Séance de rattrapage : Emily the Criminal
Sous ses allures de polar social, Emily the Criminal démastique notre société libérale et offre à Aubrey Plaza un rôle rageur en or.
Si des metteurs en scène reconnus comme Paul Schrader ou Richard Linklater ont récemment pris la parole sur Internet pour se lamenter de la destruction progressive du cinéma indépendant américain, coincé entre l’économie précaire du streaming et l’usine à mégabudgets qu’est devenue Hollywood, c’est sans doute pour permettre à des films comme Emily the Criminal de continuer à exister. Production à microbudget (moins de 3 millions de dollars) réalisée par l’inconnu John Patton Ford, le film a réussi à faire son trou à l’international grâce à la présence d’une tête d’affiche connue (Aubrey Plaza, actrice spécialiste des seconds rôles qui marquent, récemment vue dans The White Lotus) et surtout par ses indéniables qualités. Même s’il passe sous le radar depuis sa sortie en VOD puis dans le catalogue Canal+, Emily the Criminal possède cette vertu propre aux films modestes, mais concentrés sur leur objectif : il produit beaucoup d’effets avec peu de moyens, et en dit long sur son époque sans avoir besoin d’être explicite.
Criminelle malgré elle ?
Tout commence par une scène d’entretien d’embauche en forme de piège humiliant, qui se referme sans prévenir sur Emily. Ex-étudiante en arts plastiques croulant sous les dettes, la jeune femme vit avec les conséquences d’un délit ayant entraîné la fin de ses études et un casier judiciaire qui fait fuir les employeurs. C’est le premier des moments tendus et malaisants qui parsèment le scénario, et nous renseignent sur ce personnage malaimable : Emily est passée par la force des choses en mode survie. Elle est au plus bas, mais elle reste elle-même dans tous les cas : déterminée, constamment au bord de l’explosion, et pas du genre à s’excuser d’être là. C’est ce côté opiniâtre et caractériel qui, après trop de frustrations et de jobs alimentaires, va la pousser à accepter une offre d’emploi officieuse illégale. Emily intègre un réseau de fraude à la carte bancaire, synonyme d’argent facile. Par nécessité ou par choix, elle accepte, au contact de son « employeur », le pas-si-dur Youcef (Theo Rossi, Sons of Anarchy), de prendre de plus en plus de risques…

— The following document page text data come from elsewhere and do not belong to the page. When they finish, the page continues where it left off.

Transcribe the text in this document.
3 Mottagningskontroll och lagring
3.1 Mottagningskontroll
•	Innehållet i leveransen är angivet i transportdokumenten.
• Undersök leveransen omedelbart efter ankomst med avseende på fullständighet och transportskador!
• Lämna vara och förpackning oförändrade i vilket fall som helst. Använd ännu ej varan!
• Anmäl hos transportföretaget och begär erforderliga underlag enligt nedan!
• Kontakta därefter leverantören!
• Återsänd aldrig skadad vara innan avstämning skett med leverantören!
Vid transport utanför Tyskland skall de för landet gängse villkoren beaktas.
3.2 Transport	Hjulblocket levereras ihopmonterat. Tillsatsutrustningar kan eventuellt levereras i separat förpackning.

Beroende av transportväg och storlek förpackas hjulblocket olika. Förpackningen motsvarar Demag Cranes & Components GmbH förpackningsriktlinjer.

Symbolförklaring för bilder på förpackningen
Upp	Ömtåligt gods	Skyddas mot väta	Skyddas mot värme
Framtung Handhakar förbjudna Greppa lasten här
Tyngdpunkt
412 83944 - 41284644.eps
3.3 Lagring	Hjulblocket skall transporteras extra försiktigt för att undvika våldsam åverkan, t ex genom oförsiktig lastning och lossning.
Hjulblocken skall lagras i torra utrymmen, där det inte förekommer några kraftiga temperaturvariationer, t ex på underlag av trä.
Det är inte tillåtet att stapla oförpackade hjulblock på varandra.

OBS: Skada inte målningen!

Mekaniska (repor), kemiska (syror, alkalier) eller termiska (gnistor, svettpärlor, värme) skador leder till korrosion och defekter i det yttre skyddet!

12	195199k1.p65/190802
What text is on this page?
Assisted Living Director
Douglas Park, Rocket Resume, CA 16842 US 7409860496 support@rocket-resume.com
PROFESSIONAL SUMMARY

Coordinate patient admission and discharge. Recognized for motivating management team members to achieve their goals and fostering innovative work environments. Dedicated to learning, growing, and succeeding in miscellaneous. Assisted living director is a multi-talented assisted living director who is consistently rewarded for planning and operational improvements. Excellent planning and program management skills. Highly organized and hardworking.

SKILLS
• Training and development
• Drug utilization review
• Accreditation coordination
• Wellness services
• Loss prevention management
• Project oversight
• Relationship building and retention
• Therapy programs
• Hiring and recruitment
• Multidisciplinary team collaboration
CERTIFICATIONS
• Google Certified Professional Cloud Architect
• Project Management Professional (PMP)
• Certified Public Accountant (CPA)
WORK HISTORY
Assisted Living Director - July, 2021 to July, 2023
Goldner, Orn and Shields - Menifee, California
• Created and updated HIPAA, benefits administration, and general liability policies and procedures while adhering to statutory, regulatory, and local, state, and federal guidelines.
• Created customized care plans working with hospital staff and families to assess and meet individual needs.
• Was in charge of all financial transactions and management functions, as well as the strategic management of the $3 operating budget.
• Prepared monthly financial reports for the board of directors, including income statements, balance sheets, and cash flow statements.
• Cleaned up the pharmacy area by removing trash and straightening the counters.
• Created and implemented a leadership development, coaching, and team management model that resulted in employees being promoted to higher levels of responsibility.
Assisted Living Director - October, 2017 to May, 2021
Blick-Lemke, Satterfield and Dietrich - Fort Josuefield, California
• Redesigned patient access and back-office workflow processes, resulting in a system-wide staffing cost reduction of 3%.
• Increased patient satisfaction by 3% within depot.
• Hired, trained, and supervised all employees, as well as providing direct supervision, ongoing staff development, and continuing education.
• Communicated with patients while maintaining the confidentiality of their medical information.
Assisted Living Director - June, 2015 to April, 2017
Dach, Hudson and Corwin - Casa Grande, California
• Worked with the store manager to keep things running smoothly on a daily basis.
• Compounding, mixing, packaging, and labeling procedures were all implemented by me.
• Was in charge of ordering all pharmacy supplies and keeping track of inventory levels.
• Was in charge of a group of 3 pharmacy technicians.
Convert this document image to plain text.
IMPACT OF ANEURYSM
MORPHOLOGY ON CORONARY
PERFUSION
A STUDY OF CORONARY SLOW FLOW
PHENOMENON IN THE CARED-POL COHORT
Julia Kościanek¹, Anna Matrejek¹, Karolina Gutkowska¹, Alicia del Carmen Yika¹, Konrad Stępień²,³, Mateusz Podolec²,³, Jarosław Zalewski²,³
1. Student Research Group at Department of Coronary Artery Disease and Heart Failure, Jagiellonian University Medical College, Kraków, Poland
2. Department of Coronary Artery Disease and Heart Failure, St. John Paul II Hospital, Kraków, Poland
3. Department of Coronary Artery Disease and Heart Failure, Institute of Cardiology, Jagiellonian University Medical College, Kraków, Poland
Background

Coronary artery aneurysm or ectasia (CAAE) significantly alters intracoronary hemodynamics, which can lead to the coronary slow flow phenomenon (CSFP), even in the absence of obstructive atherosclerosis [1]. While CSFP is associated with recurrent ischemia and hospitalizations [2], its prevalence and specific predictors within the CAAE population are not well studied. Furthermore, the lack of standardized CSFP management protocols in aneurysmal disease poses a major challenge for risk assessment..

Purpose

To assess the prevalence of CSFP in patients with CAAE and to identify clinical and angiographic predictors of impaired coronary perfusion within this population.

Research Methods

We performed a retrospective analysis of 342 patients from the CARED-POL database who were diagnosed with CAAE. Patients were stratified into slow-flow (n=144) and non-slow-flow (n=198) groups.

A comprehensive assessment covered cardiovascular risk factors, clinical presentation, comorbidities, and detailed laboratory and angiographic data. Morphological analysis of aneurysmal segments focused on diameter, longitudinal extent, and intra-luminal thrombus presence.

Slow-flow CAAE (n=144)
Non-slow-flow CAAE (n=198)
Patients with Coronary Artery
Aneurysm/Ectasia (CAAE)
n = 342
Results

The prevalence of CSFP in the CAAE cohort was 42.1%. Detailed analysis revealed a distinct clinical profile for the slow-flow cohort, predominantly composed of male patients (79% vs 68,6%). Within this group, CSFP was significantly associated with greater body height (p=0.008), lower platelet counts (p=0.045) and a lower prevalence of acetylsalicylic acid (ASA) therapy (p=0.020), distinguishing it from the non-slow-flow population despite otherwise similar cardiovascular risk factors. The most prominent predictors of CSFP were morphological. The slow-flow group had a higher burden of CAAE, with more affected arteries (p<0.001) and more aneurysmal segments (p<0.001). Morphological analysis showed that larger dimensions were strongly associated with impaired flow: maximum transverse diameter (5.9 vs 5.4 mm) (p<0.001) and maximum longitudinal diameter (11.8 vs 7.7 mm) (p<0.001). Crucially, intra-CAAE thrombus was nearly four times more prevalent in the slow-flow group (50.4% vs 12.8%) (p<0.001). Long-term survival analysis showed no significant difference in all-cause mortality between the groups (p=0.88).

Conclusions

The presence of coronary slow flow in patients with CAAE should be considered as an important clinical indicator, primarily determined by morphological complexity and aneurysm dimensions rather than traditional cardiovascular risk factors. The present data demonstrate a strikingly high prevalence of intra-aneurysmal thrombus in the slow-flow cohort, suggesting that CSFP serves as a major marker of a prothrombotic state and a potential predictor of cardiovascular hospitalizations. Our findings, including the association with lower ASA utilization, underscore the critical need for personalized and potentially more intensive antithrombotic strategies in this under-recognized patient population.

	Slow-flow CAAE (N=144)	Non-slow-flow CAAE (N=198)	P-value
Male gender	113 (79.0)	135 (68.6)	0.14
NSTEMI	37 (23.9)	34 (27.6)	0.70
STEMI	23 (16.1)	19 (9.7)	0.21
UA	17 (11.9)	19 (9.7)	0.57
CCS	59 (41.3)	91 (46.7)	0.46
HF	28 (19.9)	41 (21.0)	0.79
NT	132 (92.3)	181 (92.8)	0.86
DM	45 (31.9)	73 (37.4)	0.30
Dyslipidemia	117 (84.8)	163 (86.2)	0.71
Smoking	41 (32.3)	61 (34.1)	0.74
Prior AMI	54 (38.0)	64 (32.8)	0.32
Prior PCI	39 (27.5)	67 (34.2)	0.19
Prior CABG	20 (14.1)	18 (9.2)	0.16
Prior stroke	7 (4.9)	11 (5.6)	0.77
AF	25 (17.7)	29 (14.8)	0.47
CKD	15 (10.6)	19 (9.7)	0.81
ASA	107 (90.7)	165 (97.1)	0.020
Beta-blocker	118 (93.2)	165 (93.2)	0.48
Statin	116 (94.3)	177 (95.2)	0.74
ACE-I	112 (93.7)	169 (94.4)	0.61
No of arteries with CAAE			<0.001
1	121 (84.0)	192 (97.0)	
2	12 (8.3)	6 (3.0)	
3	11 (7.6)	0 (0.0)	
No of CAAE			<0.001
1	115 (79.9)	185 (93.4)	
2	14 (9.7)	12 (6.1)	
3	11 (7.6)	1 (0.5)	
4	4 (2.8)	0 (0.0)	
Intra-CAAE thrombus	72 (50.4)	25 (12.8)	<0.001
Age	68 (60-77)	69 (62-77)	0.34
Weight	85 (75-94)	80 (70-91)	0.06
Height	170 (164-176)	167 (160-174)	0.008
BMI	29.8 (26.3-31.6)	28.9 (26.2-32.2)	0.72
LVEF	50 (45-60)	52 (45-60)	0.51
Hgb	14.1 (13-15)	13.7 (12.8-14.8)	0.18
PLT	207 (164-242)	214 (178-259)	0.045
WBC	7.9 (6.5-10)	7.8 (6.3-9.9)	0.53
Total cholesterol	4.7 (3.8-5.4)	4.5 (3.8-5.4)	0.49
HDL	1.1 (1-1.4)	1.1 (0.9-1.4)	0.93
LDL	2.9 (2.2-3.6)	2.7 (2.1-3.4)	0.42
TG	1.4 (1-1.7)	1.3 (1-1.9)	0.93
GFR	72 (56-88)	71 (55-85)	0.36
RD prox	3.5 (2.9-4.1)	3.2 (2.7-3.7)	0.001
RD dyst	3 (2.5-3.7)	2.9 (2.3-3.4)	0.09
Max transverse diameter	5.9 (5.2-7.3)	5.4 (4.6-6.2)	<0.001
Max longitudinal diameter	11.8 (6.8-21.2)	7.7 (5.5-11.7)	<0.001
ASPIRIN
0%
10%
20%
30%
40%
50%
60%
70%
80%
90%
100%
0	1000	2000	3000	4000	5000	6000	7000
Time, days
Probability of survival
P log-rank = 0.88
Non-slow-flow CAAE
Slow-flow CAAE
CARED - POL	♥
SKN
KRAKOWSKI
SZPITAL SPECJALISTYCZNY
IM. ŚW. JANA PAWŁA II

« Emily the Criminal s’apprécie comme un polar amoral chargé en adrénaline autant que comme une chronique sociale à l’anglaise. »
Avec son script linéaire en prise directe avec la réalité économique de nos sociétés libérales — où le moindre écart vous marginalise, où banques, autorités et entreprises ubérisées semblent conspirer pour priver les individus de leur droit à la révolte—, Emily the Criminal s’apprécie comme un polar amoral chargé en adrénaline (mais sans aucun coup de feu, comme le souligne Aubrey Plaza en interview) autant que comme une chronique sociale à l’anglaise, acérée à l’extrême. Plaza, logiquement, est de toutes les scènes, tour à tour hargneuse, abattue, effrayée et défiante, parfois dans la même scène. Qu’elle négocie l’achat frauduleux d’une voiture de luxe ou envoie balader une Gina Gershon odieuse en patronne vendant ses stages non rémunérés comme l’opportunité d’une vie (deux moments vraiment mémorables), elle se révèle formidable et créer l’empathie avec le spectateur. Dans d’autres circonstances, on pourrait prendre ses distances avec ce personnage embrassant, façon Walter White, sa vraie nature. Mais Patton Ford ne dépeint pas ce parcours comme une descente aux enfers. Si le dénouement d’Emily the Criminal déçoit un peu, il n’en reste pas moins limpide sur ce point : c’est en choisissant d’envoyer valdinguer les barrières sociales, éducatives et légales qu’on lui imposait qu’Emily revit et trouve sa raison d’être. Le titre du film en devient non pas une marque infamante, mais un titre de gloire. Culotté et assez jouissif.